Living History Farms XC Race 2012…
Yes, it is crazy fun running through the dense woods and waist deep creeks and then scaling greasy muddied embankments with ropes, tree branches or other runners’ legs, but I opted out this year. Now six months pregnant, I’d feel safer riding one of my half-ton horses than on that wild course. Even still, while chatting with an acquaintance before the race she suggested I should be running instead of cheering. The suggestion went something like, “No offence, but you’ll probably drop your baby in the first year anyway…” First off, that’s weird, and prefacing a ridiculous phrase with, “no offence” does not make the statement any less ridiculous. Secondly, is there some baby-dropping statistic with which I’m unfamiliar?
Thanks for the encouragement; I’ll stick to cheering for this guy…

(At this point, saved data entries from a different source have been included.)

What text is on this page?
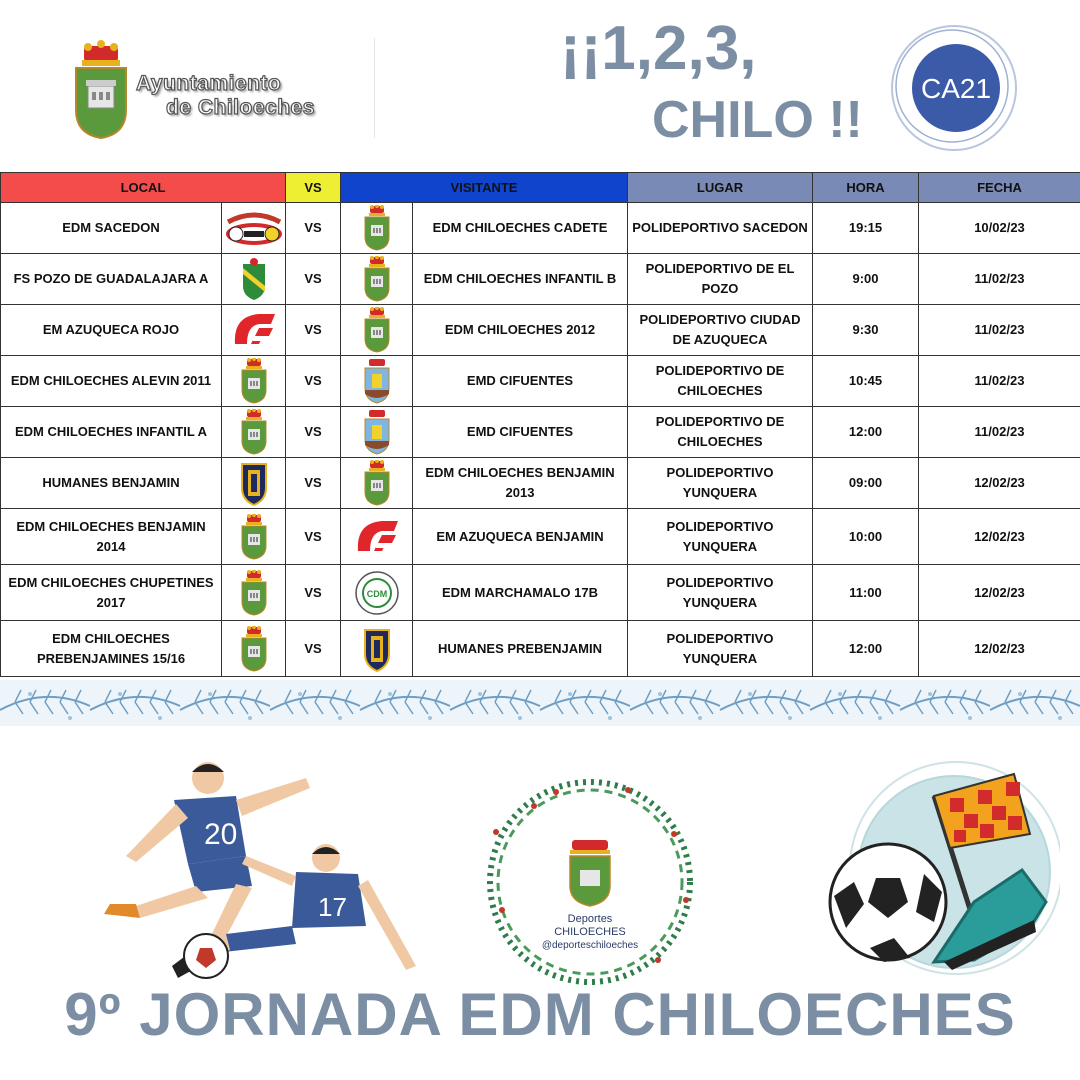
Ayuntamiento
de Chiloeches
¡¡1,2,3,
CHILO !!
CA21
LOCAL		VS	VISITANTE		LUGAR	HORA	FECHA
EDM SACEDON		VS		EDM CHILOECHES CADETE	POLIDEPORTIVO SACEDON	19:15	10/02/23
FS POZO DE GUADALAJARA A		VS		EDM CHILOECHES INFANTIL B	POLIDEPORTIVO DE EL POZO	9:00	11/02/23
EM AZUQUECA ROJO		VS		EDM CHILOECHES 2012	POLIDEPORTIVO CIUDAD DE AZUQUECA	9:30	11/02/23
EDM CHILOECHES ALEVIN 2011		VS		EMD CIFUENTES	POLIDEPORTIVO DE CHILOECHES	10:45	11/02/23
EDM CHILOECHES INFANTIL A		VS		EMD CIFUENTES	POLIDEPORTIVO DE CHILOECHES	12:00	11/02/23
HUMANES BENJAMIN		VS		EDM CHILOECHES BENJAMIN 2013	POLIDEPORTIVO YUNQUERA	09:00	12/02/23
EDM CHILOECHES BENJAMIN 2014		VS		EM AZUQUECA BENJAMIN	POLIDEPORTIVO YUNQUERA	10:00	12/02/23
EDM CHILOECHES CHUPETINES 2017		VS	CDM	EDM MARCHAMALO 17B	POLIDEPORTIVO YUNQUERA	11:00	12/02/23
EDM CHILOECHES PREBENJAMINES 15/16		VS		HUMANES PREBENJAMIN	POLIDEPORTIVO YUNQUERA	12:00	12/02/23
20
17	Deportes
CHILOECHES
@deporteschiloeches
9º JORNADA EDM CHILOECHES
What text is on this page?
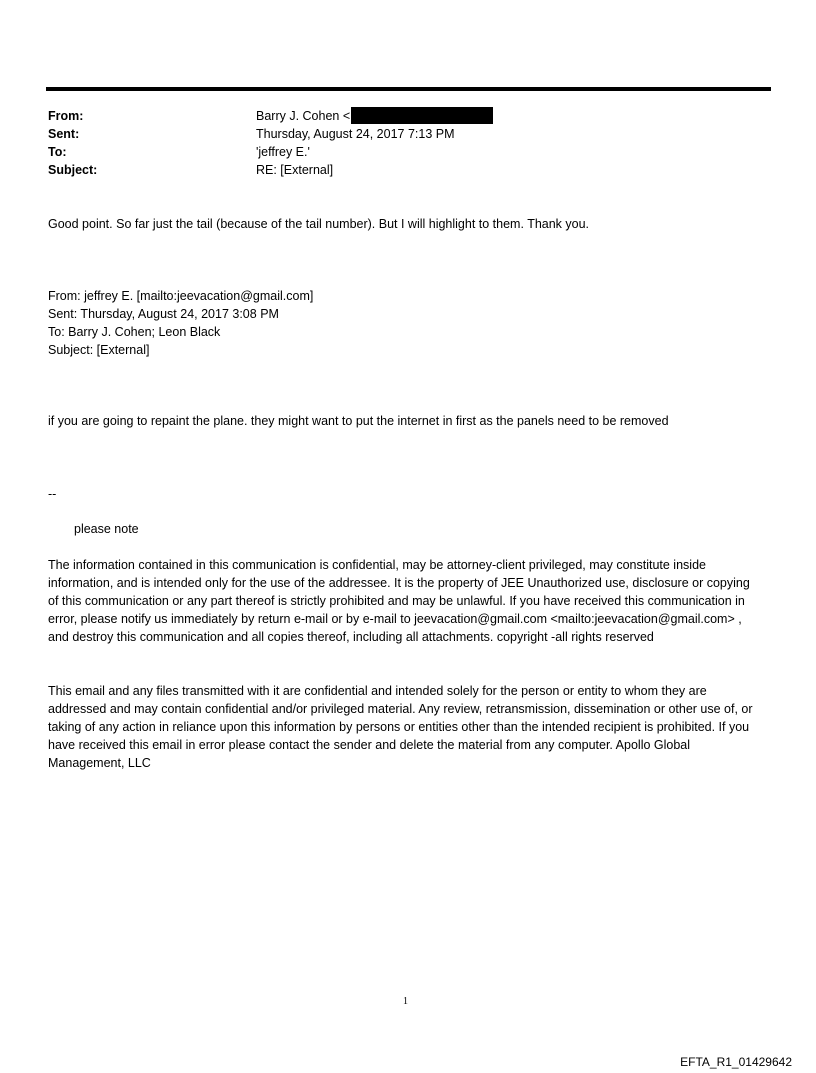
From:	Barry J. Cohen <
Sent:	Thursday, August 24, 2017 7:13 PM
To:	'jeffrey E.'
Subject:	RE: [External]
Good point. So far just the tail (because of the tail number). But I will highlight to them. Thank you.
From: jeffrey E. [mailto:jeevacation@gmail.com]
Sent: Thursday, August 24, 2017 3:08 PM
To: Barry J. Cohen; Leon Black
Subject: [External]
if you are going to repaint the plane. they might want to put the internet in first as the panels need to be removed
--
please note

The information contained in this communication is confidential, may be attorney-client privileged, may constitute inside information, and is intended only for the use of the addressee. It is the property of JEE Unauthorized use, disclosure or copying of this communication or any part thereof is strictly prohibited and may be unlawful. If you have received this communication in error, please notify us immediately by return e-mail or by e-mail to jeevacation@gmail.com <mailto:jeevacation@gmail.com> , and destroy this communication and all copies thereof, including all attachments. copyright -all rights reserved

This email and any files transmitted with it are confidential and intended solely for the person or entity to whom they are addressed and may contain confidential and/or privileged material. Any review, retransmission, dissemination or other use of, or taking of any action in reliance upon this information by persons or entities other than the intended recipient is prohibited. If you have received this email in error please contact the sender and delete the material from any computer. Apollo Global Management, LLC

1
EFTA_R1_01429642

…and to going for top three overall females next year. Top three m/f get cool pottery and a meat check good to spend on meat at various local grocers. The novelty of a “meat check” was too much that I couldn’t part with mine from last year and still have it.
For now it’s barefoot and pregnant in the kitchen.
Here’s one of our fall favorites:
Baked Acorn Apple Squash
(serves 2) preheat oven to 350°
- 1 acorn squash
- 1 apple
- 2 T brown sugar
- ½ t cinnamon
- pinch salt
Cut the acorn squash in half. Clean out seeds and insides. Sprinkle a pinch of your two tablespoons of brown sugar in the holes of the squash. Half and core the apple. Squish the apple inside the squash. You may slice the apple if it’s too large; then fan it out in the squash cavity. Sprinkle the rest of the sugar (dividing it evenly) on the apple halves. Add the cinnamon, about ¼ t to each and a dash of salt to each half. Place in baking dish. Cover with aluminum foil. Bake until squash is tender and cooked through, about 45 minutes.
Allow to cool for a few minutes and enjoy.